真性キャリアとは、熱エネルギーによって原子の結合が切れて生じた電子のことを言うのでしたね。 この真性キャリア密度は、室温程度ではほとんど無視できるほど小さいのですが、先に述べたように、温度が非常に高くなると、つまり数百度の温度になると、不純物から供給される電子と同程度かそれ以上になってきます。 その時、室温で小数キャリア密度であった正孔は、真性キャリア密度に等しくなります。 と言うことは、……。 つまり、

Point!
  ドナー不純物をわざと混ぜて、n形半導体として使いたかったものでも、非常に温度を高くすると、電子と正孔が同じだけたくさんできる!

  このようなことが起きる温度では、p形半導体でも同様のことが生じます。 p形半導体も、非常に高温になると、電子と正孔が熱エネルギーによって同じ量だけたくさん生じます。

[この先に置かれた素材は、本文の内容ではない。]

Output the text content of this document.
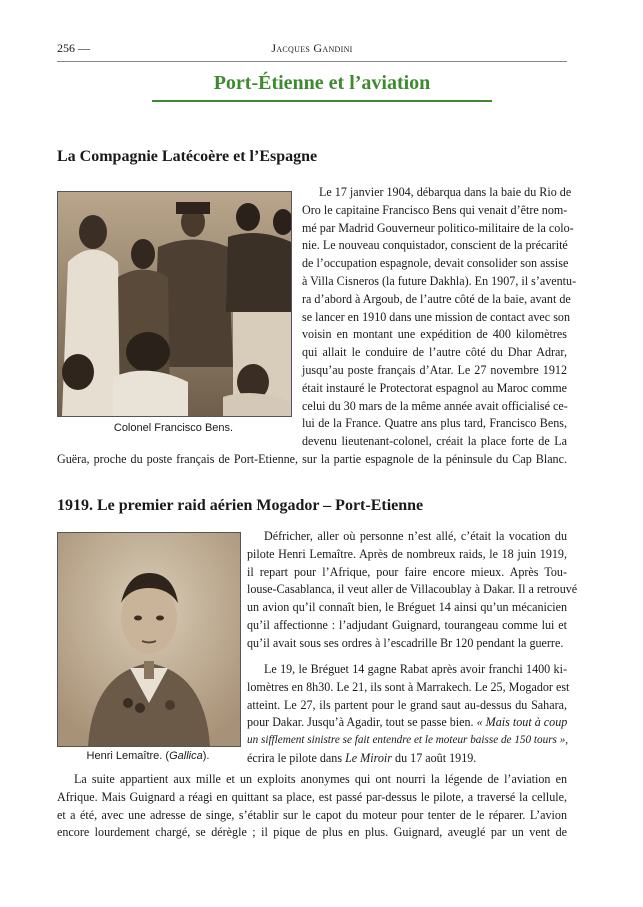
256 —	Jacques Gandini
Port-Étienne et l’aviation
La Compagnie Latécoère et l’Espagne
Colonel Francisco Bens.
Le 17 janvier 1904, débarqua dans la baie du Rio de
Oro le capitaine Francisco Bens qui venait d’être nom-
mé par Madrid Gouverneur politico-militaire de la colo-
nie. Le nouveau conquistador, conscient de la précarité
de l’occupation espagnole, devait consolider son assise
à Villa Cisneros (la future Dakhla). En 1907, il s’aventu-
ra d’abord à Argoub, de l’autre côté de la baie, avant de
se lancer en 1910 dans une mission de contact avec son
voisin en montant une expédition de 400 kilomètres
qui allait le conduire de l’autre côté du Dhar Adrar,
jusqu’au poste français d’Atar. Le 27 novembre 1912
était instauré le Protectorat espagnol au Maroc comme
celui du 30 mars de la même année avait officialisé ce-
lui de la France. Quatre ans plus tard, Francisco Bens,
devenu lieutenant-colonel, créait la place forte de La
Guëra, proche du poste français de Port-Etienne, sur la partie espagnole de la péninsule du Cap Blanc.
1919. Le premier raid aérien Mogador – Port-Etienne
Henri Lemaître. (Gallica).
Défricher, aller où personne n’est allé, c’était la vocation du
pilote Henri Lemaître. Après de nombreux raids, le 18 juin 1919,
il repart pour l’Afrique, pour faire encore mieux. Après Tou-
louse-Casablanca, il veut aller de Villacoublay à Dakar. Il a retrouvé
un avion qu’il connaît bien, le Bréguet 14 ainsi qu’un mécanicien
qu’il affectionne : l’adjudant Guignard, tourangeau comme lui et
qu’il avait sous ses ordres à l’escadrille Br 120 pendant la guerre.
Le 19, le Bréguet 14 gagne Rabat après avoir franchi 1400 ki-
lomètres en 8h30. Le 21, ils sont à Marrakech. Le 25, Mogador est
atteint. Le 27, ils partent pour le grand saut au-dessus du Sahara,
pour Dakar. Jusqu’à Agadir, tout se passe bien. « Mais tout à coup
un sifflement sinistre se fait entendre et le moteur baisse de 150 tours »,
écrira le pilote dans Le Miroir du 17 août 1919.
La suite appartient aux mille et un exploits anonymes qui ont nourri la légende de l’aviation en
Afrique. Mais Guignard a réagi en quittant sa place, est passé par-dessus le pilote, a traversé la cellule,
et a été, avec une adresse de singe, s’établir sur le capot du moteur pour tenter de le réparer. L’avion
encore lourdement chargé, se dérègle ; il pique de plus en plus. Guignard, aveuglé par un vent de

  これまでの話から、半導体を高温にするとどのようなことが起きるかを見てみると、

  <室温>

p形半導体の中 正孔が電子に比べて圧倒的に多い
n形半導体の中 電子が正孔に比べて圧倒的に多い
p形とn形を接合させると、正孔と電子がそれぞれ多い領域が形成できる。
ダイオードやトランジスタなどの素子が正常に動作し、コンピュータなどが使用できる。

  <高温>

p形半導体の中 熱エネルギーによって非常に多くの電子と正孔が同じ程度の量できる。 多数キャリアと小数キャリアの区別がなくなる。
n形半導体の中 p形半導体と同様。 多数キャリアと小数キャリアの区別がなくなる。
p形とn形を接合させても、既にp形、n形と区別できない二つのものを接合しただけになる。
ダイオードなどが正常に働かず、コンピュータが思ったように動かない。 いわゆる、”暴走”状態になってしまう! 熱を加えたことによる温度上昇が原因な為に、”熱暴走”と呼ばれたりする。

  CPUが熱くなりすぎるのを防がないと、上のような”熱暴走”を生じてしまい、リセットスイッチのお世話になることになってしまうのです。 パソコンの中でいつも”風車”が回っているのは、CPUを空冷するためなのです。 改造パソコンは、CPUが熱くなりすぎるので、さらに水冷装置が必要なのです。 くれぐれも、改造によってデータ、ソフトウエア、ハードウエアが壊れてもそれは自分の責任だということを、肝に命じておいて下さい。